Microsoft Azure has two methods for calculating the monthly service charges – consumption pricing or commitment (subscription) pricing. Because Windows Azure, SQL Azure, and AppFabric are three independent services, each is priced separately and with its own rates. The charges may seem like nickel-and-diming as they are broken out by the different features of each service, but having the charges broken out allows us to utilize and pay for only what we use.

In addition to production-scale pricing plans, Microsoft also offers limited-use plans suitable for development and conference room pilot efforts. For the most current rates and offers, visit http://www.microsoft.com/windowsazure/pricing/. We're not going to list the base rates here, as they are likely to change over time. Instead, we'll look at how the charges are applied to each service in the next section.

Cloud services such as Amazon EC2 bill in a manner close to what Microsoft does, yet offer a little more flexibility with types of VMs (they offer both UNIX/Linux pricing and Windows pricing, which varies based on the type of hosting needed). They also offer commitment plans, but theirs is called "Reserve Instances". This is where a flat fee is paid up front, based on a time commitment, but a reduced usage fee is charged on a monthly basis.

Calculating Windows Azure pricing

Windows Azure charges are calculated based on utilization of four resources – compute time, storage, storage transactions, and data transfers.

Compute time is billed as service hours or the amount of time an application is deployed. When calculating compute time charges, keep in mind each instance of an application runs in its own VM. If we have two instances of an application running simultaneously for an hour, that is calculated as two service hours of compute time.

Storage is billed as the daily average gigabytes consumed in the storage service (tables and blobs). To minimize costs, we want to minimize the size of resources we store for a long duration. If we have a 30 GB blob in storage for a month, our average daily consumption would be 30 GB. If we were to upload a 30 GB blob for a single day, our average consumption would be 1 GB.

Storage transactions are the CRUD operations we perform against tables and blobs. Every create, read, update, and delete operation we perform against our data is a transaction.

Data transfers are billed as the total number of gigabytes uploaded or downloaded via the Internet during a month. Any communication within sub-region (same data center) is not charged. This is helpful for HTTP calls between different services, and also emphasizes the correct usage of Affinity Groups (discussed in Chapter 15, Deploying to Windows Azure) to keep dependent services together.

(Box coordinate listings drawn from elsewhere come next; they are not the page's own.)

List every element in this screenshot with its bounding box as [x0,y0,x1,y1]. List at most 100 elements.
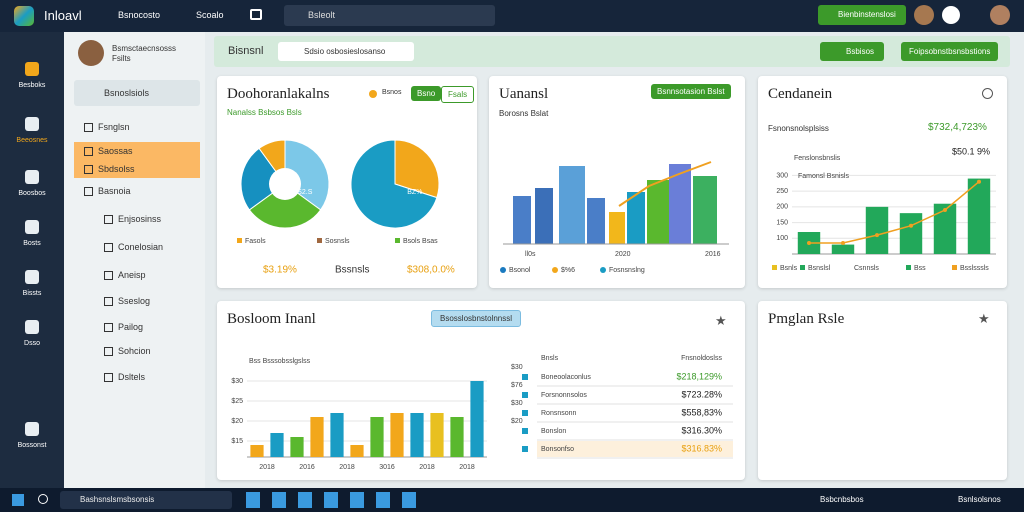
pie-label: BZ% [407,189,422,196]
legend-swatch [772,265,777,270]
rail-label[interactable]: Bissts [22,290,42,297]
sidebar-item[interactable]: Conelosian [118,242,164,252]
y-tick-label: 200 [776,204,788,211]
row-label: Bonslon [541,428,566,435]
nav-item[interactable]: Scoalo [196,10,224,20]
pie-hole [269,168,301,200]
y-tick-label: $20 [231,418,243,425]
y-tick-label: 100 [776,235,788,242]
taskbar-search[interactable]: Bashsnslsmsbsonsis [60,491,232,509]
sidebar-item[interactable]: Enjsosinss [118,214,162,224]
bar [933,203,957,254]
bar [390,413,404,457]
x-tick-label: 2018 [259,464,275,471]
x-tick-label: 2016 [299,464,315,471]
sidebar-item[interactable]: Dsltels [118,372,146,382]
nav-item[interactable]: Bsnocosto [118,10,161,20]
legend-label: Bsslsssls [960,265,989,272]
search-icon[interactable] [982,88,993,99]
sidebar-icon [84,165,93,174]
row-value: $316.30% [681,425,722,435]
toggle[interactable]: Fsals [441,86,475,103]
star-icon[interactable]: ★ [715,313,727,328]
x-label: 2020 [615,251,631,258]
sidebar-search[interactable]: Bsnoslsiols [74,80,200,106]
star-icon[interactable]: ★ [978,311,990,326]
rail-label[interactable]: Beeosnes [16,137,48,144]
bar [967,178,991,254]
avatar[interactable] [914,5,934,25]
dropdown[interactable]: Bsnnsotasion Bslst [651,84,731,99]
row-value: $723.28% [681,389,722,399]
action-button[interactable]: Bienbinstenslosi [818,5,906,25]
sidebar-item[interactable]: Sohcion [118,346,151,356]
bar [831,244,855,254]
rail-icon[interactable] [25,270,39,284]
legend-label: Bsnls [780,265,798,272]
rail-label[interactable]: Besboks [18,82,46,89]
search-box[interactable]: Bsleolt [284,5,495,26]
sidebar-icon [84,123,93,132]
bar [330,413,344,457]
legend-label: $%6 [561,267,575,274]
header-button[interactable]: Foipsobnstbsnsbstions [901,42,999,61]
sidebar-item[interactable]: Pailog [118,322,144,332]
nav-icon[interactable] [250,9,262,20]
rail-label[interactable]: Bosts [23,240,41,247]
rail-icon[interactable] [25,62,39,76]
pill[interactable]: Bsosslosbnstolnnssl [431,310,522,327]
line-point [943,208,947,212]
taskbar-search-text: Bashsnslsmsbsonsis [80,495,155,504]
sidebar-item[interactable]: Basnoia [98,186,131,196]
tray-text: Bsnlsolsnos [958,495,1001,504]
bar [310,417,324,457]
rail-icon[interactable] [25,220,39,234]
avatar[interactable] [990,5,1010,25]
sidebar-item[interactable]: Sseslog [118,296,151,306]
building [627,192,645,244]
rail-icon[interactable] [25,320,39,334]
sidebar-item[interactable]: Saossas [98,146,133,156]
notification[interactable] [942,6,960,24]
sidebar-icon [104,347,113,356]
sidebar-item[interactable]: Aneisp [118,270,146,280]
sidebar-icon [104,215,113,224]
building [647,180,669,244]
table-header: Bnsls [541,355,559,362]
header-title: Bisnsnl [228,45,264,57]
taskbar-apps[interactable] [246,492,416,508]
legend-label: Bss [914,265,926,272]
start-button[interactable] [12,494,24,506]
legend-label: Fasols [245,238,266,245]
search-icon[interactable] [38,494,48,504]
rail-label[interactable]: Boosbos [18,190,46,197]
legend-swatch [906,265,911,270]
card-title: Pmglan Rsle [768,311,845,327]
rail-label[interactable]: Bossonst [17,442,47,449]
sidebar-item[interactable]: Sbdsolss [98,164,135,174]
rail-icon[interactable] [25,422,39,436]
table-tick: $30 [511,400,523,407]
header-button[interactable]: Bsbisos [820,42,885,61]
building [587,198,605,244]
rail-icon[interactable] [25,117,39,131]
trend-line [618,161,712,207]
header-bar: Bisnsnl Sdsio osbosieslosanso Bsbisos Fo… [214,36,1010,67]
profile-sub: Fsilts [112,54,131,63]
row-label: Fsnonsnolsplsiss [768,124,829,133]
card: Doohoranlakalns Bsnos Bsno Fsals Nanalss… [217,76,477,288]
filter[interactable]: Sdsio osbosieslosanso [278,42,414,61]
value-label: $50.1 9% [952,146,990,156]
rail-icon[interactable] [25,170,39,184]
table-tick: $30 [511,364,523,371]
row-value: $218,129% [676,371,722,381]
toggle[interactable]: Bsno [411,86,442,101]
sidebar-item[interactable]: Fsnglsn [98,122,130,132]
chart: 100 150 200 250 300 Fenslonsbnslis Famonsl Bsn… [772,146,996,272]
card: Cendanein Fsnonsnolsplsiss $732,4,723% 1… [758,76,1007,288]
building [609,212,625,244]
rail-label[interactable]: Dsso [24,340,40,347]
x-tick-label: 3016 [379,464,395,471]
legend-label: Bsols Bsas [403,238,438,245]
bar [450,417,464,457]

The other transactions are application requests, and pass through the Queue Storage. At the time of writing, there was no specific charge for application requests.

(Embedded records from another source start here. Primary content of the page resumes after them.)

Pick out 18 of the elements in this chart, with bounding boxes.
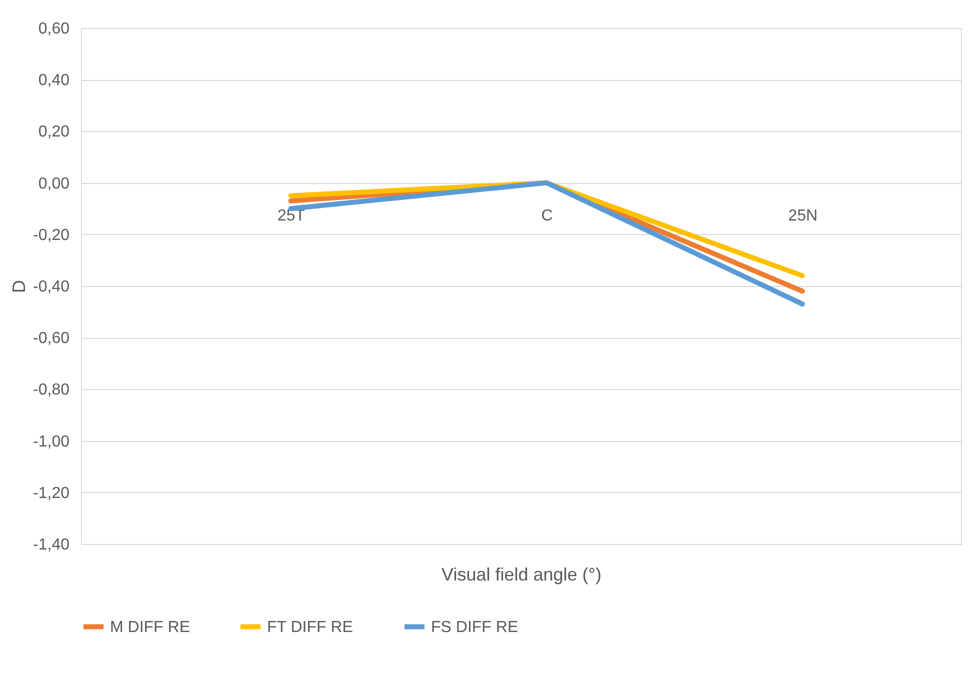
x-tick-label: C — [541, 207, 553, 224]
legend-label: FS DIFF RE — [431, 618, 518, 636]
y-tick-label: 0,40 — [38, 72, 70, 90]
y-axis-title: D — [9, 280, 30, 293]
y-tick-label: -0,60 — [33, 330, 70, 348]
x-tick-label: 25N — [788, 207, 818, 224]
y-tick-label: -1,20 — [33, 484, 70, 502]
x-axis-title: Visual field angle (°) — [442, 564, 602, 584]
legend-label: FT DIFF RE — [267, 618, 353, 636]
y-tick-label: 0,60 — [38, 20, 70, 38]
y-tick-label: -0,80 — [33, 382, 70, 399]
y-tick-label: -0,20 — [33, 226, 70, 244]
y-tick-label: 0,20 — [38, 124, 70, 141]
y-tick-label: -1,40 — [33, 536, 70, 554]
y-tick-label: -0,40 — [33, 278, 70, 296]
y-tick-label: 0,00 — [38, 175, 70, 192]
y-tick-label: -1,00 — [33, 433, 70, 450]
legend-label: M DIFF RE — [110, 618, 190, 636]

Calculating SQL Azure pricing

SQL Azure is sold in two editions – Web and Business – plus data transfers. SQL Azure databases are billed monthly but calculated per diem, and we are only charged for the days we have the database.

Both editions are self managed and support Visual Studio, SQL Server Management Studio, and SQL Server Integration Services. The Web Edition has a capacity of up to 5 GB, while the Business Edition has a capacity of up to 50 GB and supports advanced features such as auto-partition and upcoming plans for common language runtime (CLR) integration.

As with Windows Azure, data transfers are calculated as the total number of gigabytes uploaded or downloaded via the Internet during a billing month.

Calculating AppFabric pricing

AppFabric charges are billed by Access Control transactions, Service Bus connections, and data transfer.

Each claim of identity made to the Access Control service is a transaction. Charges are calculated based on the actual number of transactions during a billing month.

Service Bus connections are sold as individual pay-as-you-go connections, or can be purchased in flat-rate packs. Individual connections are charged based on the maximum number of connections utilized during a day. Connection packs are calculated daily, based on the pro-rata number of connections. If we buy a 30-pack of connections at the beginning of a month and then buy another 30-pack one week in, we are charged for 7 connection days for the first week, and then 14 connection days thereafter.

As with Windows Azure, data transfers are calculated as the total number of gigabytes uploaded or downloaded via the Internet during a billing month.